The app will process the photos first to get the similarity comparison data so the first run will take longer; geeqie, however, saves this info so further runs on the same folder will be faster as only newly added files need to be parsed.

cjoleann
October 7th, 2012, 08:14 AM
Forget all the other suggestions - download Geeqie. You should be able to apt-get or install from Synaptic or Software Center.

Once you open the program, you can press D to bring up a duplicate finder. Change the comparison field to "Similarity" and add files/folders to the window (drag & drop is easiest).

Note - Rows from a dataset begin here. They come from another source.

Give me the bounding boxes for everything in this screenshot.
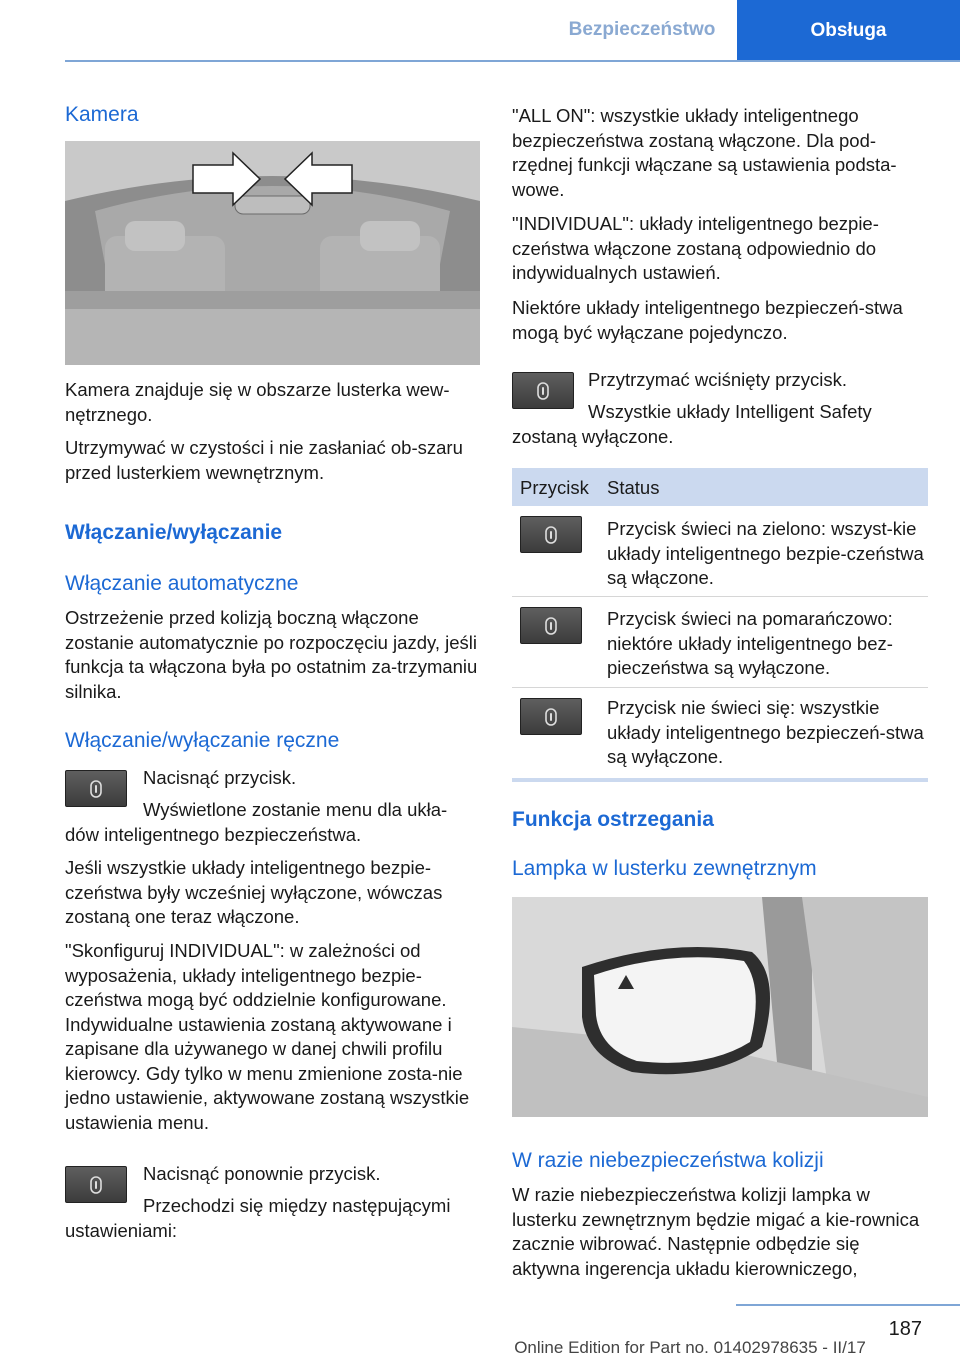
menu-shown-text: Wyświetlone zostanie menu dla ukła-dów inteligentnego bezpieczeństwa. bbox=[65, 799, 448, 845]
camera-title: Kamera bbox=[65, 103, 139, 126]
press-button-text: Nacisnąć przycisk. bbox=[143, 767, 297, 788]
individual-text: "INDIVIDUAL": układy inteligentnego bezpie-czeństwa włączone zostaną odpowiednio do indywidualnych ustawień. bbox=[512, 213, 879, 283]
auto-paragraph: Ostrzeżenie przed kolizją boczną włączone zostanie automatycznie po rozpoczęciu jazdy, jeśli funkcja ta włączona była po ostatnim za-trzymaniu silnika. bbox=[65, 607, 478, 702]
warning-function-title: Funkcja ostrzegania bbox=[512, 808, 714, 831]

The app will process the photos first to get the similarity comparison data so the first run will take longer; geeqie, however, saves this info so further runs on the same folder will be faster as only newly added files need to be parsed.

I agree!

Stonecold1995
October 7th, 2012, 09:14 AM
I found two programs that better fit my needs. They're both for Windows, but they run flawlessly through Wine. The first one is called Double Killer (http://www.bigbangenterprises.de/en/doublekiller/). It finds duplicates by comparing CRC32 sums and file size (this one only finds exact duplicates, but it's quite fast as it can scan more than 2000 pictures in under 5 seconds), and one called Awesome Duplicate Photo Finder (http://www.duplicate-finder.com/photo.html) that is much slower (it took over 7 minutes to scan the same 2000+ images) but will find images that are similar, if not perfectly identical.

marioluigi123
October 7th, 2012, 08:04 PM
I found two programs that better fit my needs. They're both for Windows, but they run flawlessly through Wine. The first one is called Double Killer (http://www.bigbangenterprises.de/en/doublekiller/). It finds duplicates by comparing CRC32 sums and file size (this one only finds exact duplicates, but it's quite fast as it can scan more than 2000 pictures in under 5 seconds), and one called Awesome Duplicate Photo Finder (http://www.duplicate-finder.com/photo.html) that is much slower (it took over 7 minutes to scan the same 2000+ images) but will find images that are similar, if not perfectly identical.

Glad that your problem was solved. Geeqie can do the same thing as both of those applications (just changing comparsion to either file size or similarity content), and it's Linux native. Then again, Wine compatibility is usually pretty solid so I'm sure those apps will continue to work in the future.